Public Outreach Programming
Focusing on feminist, queer, intergenerational and Indigenous voices, CFMDC’s public outreach will support our mandate that art is necessary for driving change at the personal and political level. By partnering with these organizations and collectives we hope to provide space to collaborate with emerging and established artists and resources for disseminating initiatives and knowledge-sharing.
HOLES AND HOW TO FILL THEM
is a year-long collaborative project between EMILIA-AMALIA
(E-A) and the Canadian Filmmakers Distribution Centre (CFMDC) that takes the hole as its organizing principle and guiding metaphor.

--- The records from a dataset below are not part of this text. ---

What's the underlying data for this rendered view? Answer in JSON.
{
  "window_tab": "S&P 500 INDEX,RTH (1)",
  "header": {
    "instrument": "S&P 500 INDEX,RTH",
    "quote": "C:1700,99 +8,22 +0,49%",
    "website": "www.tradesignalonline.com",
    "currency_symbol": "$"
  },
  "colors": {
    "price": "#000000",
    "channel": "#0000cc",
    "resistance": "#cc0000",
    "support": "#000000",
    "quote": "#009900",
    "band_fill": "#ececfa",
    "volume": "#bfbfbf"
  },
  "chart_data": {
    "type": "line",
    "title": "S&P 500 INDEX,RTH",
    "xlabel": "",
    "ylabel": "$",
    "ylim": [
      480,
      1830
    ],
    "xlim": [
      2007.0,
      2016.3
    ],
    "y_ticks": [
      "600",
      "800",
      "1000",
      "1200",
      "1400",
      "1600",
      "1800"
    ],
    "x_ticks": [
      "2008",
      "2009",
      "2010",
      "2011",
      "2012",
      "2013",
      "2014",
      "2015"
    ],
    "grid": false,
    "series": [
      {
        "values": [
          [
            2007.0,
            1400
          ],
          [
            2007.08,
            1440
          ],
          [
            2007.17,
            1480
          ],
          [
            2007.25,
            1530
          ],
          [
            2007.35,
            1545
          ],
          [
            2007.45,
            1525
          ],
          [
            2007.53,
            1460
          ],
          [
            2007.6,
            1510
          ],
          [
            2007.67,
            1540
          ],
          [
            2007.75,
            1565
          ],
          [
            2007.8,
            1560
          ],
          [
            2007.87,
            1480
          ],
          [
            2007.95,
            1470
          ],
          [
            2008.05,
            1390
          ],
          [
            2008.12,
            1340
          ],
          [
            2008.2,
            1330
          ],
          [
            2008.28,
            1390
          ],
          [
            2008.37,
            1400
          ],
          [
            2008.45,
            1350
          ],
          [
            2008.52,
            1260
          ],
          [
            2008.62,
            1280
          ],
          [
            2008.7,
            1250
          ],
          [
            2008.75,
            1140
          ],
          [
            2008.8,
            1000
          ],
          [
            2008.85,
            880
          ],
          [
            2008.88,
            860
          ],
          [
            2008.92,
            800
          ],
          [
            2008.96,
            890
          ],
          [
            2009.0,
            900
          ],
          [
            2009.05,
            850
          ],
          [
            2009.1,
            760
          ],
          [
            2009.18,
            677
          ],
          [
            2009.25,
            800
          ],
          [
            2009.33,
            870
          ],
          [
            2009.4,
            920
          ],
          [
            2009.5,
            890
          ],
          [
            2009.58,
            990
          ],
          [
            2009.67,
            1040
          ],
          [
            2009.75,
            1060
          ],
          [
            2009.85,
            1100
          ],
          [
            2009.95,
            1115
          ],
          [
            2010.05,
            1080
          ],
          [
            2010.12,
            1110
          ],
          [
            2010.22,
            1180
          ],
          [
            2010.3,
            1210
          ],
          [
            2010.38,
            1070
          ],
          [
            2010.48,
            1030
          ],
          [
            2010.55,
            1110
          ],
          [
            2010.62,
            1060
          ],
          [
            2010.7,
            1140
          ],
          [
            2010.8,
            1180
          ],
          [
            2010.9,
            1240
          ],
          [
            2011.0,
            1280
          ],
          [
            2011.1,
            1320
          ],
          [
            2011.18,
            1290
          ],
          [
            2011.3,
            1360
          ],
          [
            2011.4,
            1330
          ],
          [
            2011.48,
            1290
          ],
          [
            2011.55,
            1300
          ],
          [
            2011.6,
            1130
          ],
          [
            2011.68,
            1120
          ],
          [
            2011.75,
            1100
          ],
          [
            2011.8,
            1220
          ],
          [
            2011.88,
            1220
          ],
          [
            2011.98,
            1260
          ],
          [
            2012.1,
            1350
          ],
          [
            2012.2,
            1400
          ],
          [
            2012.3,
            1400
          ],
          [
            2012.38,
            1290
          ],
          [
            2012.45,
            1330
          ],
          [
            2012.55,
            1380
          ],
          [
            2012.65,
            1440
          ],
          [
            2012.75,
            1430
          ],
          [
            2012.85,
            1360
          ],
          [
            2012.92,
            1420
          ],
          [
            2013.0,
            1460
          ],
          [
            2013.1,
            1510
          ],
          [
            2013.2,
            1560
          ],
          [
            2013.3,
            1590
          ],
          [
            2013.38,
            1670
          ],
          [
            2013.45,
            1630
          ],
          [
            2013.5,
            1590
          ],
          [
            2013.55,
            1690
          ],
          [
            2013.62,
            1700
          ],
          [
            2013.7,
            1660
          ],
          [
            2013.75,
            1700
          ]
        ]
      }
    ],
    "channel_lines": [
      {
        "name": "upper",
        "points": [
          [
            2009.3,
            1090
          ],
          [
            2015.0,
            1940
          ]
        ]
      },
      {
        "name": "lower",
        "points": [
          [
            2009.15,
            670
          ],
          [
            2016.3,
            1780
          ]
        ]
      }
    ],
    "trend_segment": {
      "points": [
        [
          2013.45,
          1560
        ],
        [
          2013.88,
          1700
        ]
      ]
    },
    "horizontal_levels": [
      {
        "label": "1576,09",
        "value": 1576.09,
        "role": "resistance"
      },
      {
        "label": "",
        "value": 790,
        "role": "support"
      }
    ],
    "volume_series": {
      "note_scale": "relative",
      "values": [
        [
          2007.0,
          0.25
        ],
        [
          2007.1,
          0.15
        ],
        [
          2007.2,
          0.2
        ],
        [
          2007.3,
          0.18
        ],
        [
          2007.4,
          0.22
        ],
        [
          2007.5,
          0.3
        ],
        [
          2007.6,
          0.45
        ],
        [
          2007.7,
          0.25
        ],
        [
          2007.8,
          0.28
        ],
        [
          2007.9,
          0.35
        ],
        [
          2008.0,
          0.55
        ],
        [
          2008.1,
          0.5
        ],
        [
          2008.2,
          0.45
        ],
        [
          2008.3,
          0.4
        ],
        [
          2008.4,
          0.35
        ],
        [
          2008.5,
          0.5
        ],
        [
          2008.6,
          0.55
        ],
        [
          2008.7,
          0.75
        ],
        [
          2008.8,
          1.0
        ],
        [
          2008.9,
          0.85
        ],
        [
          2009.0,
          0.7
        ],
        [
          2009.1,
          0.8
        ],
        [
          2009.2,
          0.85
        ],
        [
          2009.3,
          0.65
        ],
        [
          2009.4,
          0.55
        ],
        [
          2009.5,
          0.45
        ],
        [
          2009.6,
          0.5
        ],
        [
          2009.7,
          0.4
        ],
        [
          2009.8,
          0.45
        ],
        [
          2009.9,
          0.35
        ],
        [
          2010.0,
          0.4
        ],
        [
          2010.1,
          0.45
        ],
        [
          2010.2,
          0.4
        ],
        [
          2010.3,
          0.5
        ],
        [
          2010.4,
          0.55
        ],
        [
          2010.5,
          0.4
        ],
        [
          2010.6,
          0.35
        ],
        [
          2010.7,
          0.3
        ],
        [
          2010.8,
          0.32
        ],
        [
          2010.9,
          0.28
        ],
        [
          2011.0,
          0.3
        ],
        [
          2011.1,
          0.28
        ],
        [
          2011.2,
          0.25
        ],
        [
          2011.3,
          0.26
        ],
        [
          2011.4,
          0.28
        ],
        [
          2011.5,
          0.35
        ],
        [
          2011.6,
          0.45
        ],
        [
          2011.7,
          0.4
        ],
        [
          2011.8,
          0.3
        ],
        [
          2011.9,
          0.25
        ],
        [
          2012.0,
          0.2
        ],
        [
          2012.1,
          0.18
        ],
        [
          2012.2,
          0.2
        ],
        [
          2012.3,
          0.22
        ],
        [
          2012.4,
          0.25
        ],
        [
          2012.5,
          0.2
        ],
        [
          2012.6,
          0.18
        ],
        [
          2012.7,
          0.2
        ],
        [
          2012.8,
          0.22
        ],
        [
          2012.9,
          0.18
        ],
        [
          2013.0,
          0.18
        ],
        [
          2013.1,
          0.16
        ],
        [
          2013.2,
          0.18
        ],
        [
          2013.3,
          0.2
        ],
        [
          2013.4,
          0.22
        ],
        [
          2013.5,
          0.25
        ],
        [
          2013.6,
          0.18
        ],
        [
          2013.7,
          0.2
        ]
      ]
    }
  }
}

Designed as a test-site for feminist research, commissioning, writing and exhibition-making, HOLES AND HOW TO FILL THEM takes up E-A’s ongoing interest in practices of failure, refusal, withdrawal, deliberate omission, and generative stoppages as sites for feminist organizing and conduits for lost intergenerational knowledge.
The hole is the gap left in feminist histories. It is the void left by withdrawn or failed or abandoned projects. It is the blank spaces made by striking workers. It is the vacuum of whiteness as the universal norm. The hole traces both absence and presence. The hole is the grave and the womb. It is the blindness of the unseeing eye, and mouth open wide to take it all in.
In addition to thinking about holes and how to fill them, EMILIA AMALIA is considering:
HOLES AND HOW TO FEEL THEM
WHOLES AND HOW TO FOIL THEM
HOLES AND HOW TO FALL INTO THEM
HOLES AND HOW TO FIT INTO THEM
HOLES AND HOW TO FIND THEM
Combining public lectures and workshops, commissioned performances, curated screenings and publications, the program activates the CFMDC’s collection and institutional space to explore gaps, holes, fissures, failed and abandoned projects, and the undetonated potential of the past.
HOLES AND HOW TO FILL THEM is supported by the Social Sciences and Humanities Research Council of Canada and the Canada Council for the Arts.
Stop Making Sense / Sense Making
, a collaboration between SKETCH
and CFMDC, is a 10 week workshop series for youth on the margins to interact with film, media, and technology and create works to be exhibited in August 2019. The workshops are a makerspace for those who want to explore the absurdity of our senses. The theme is underscored by experiential learning and knowledge that participants will be able to gain knowledge by doing. The workshops begin at the end of May and run until the beginning of August, with a culminating exhibition August 20th - September 1st 2019.
The GLAM Collective
(Galleries, Libraries, Archives and Museums) Dr. Heather Igloliorte (Concordia University and Research Chair), Dr. Carla Taunton (NSCAD University), Dr. Julie Nagam (University of Winnipeg) who are a team of Indigenous and Allied scholars and curators, who will be expanding on their previous research while simultaneously breaching new territory concerning their collective interest in digital and new media artwork. GLAM covers the area of Indigenous contemporary art practices in concert with cultural geographies, Indigenous theory, performance, film, visual art, digital and new media, cultural studies, curatorial practices, and art history. An exhibition will take place in October 2019 at the Toronto Media Arts Centre.
Generously supported by the Canada Council for the Arts.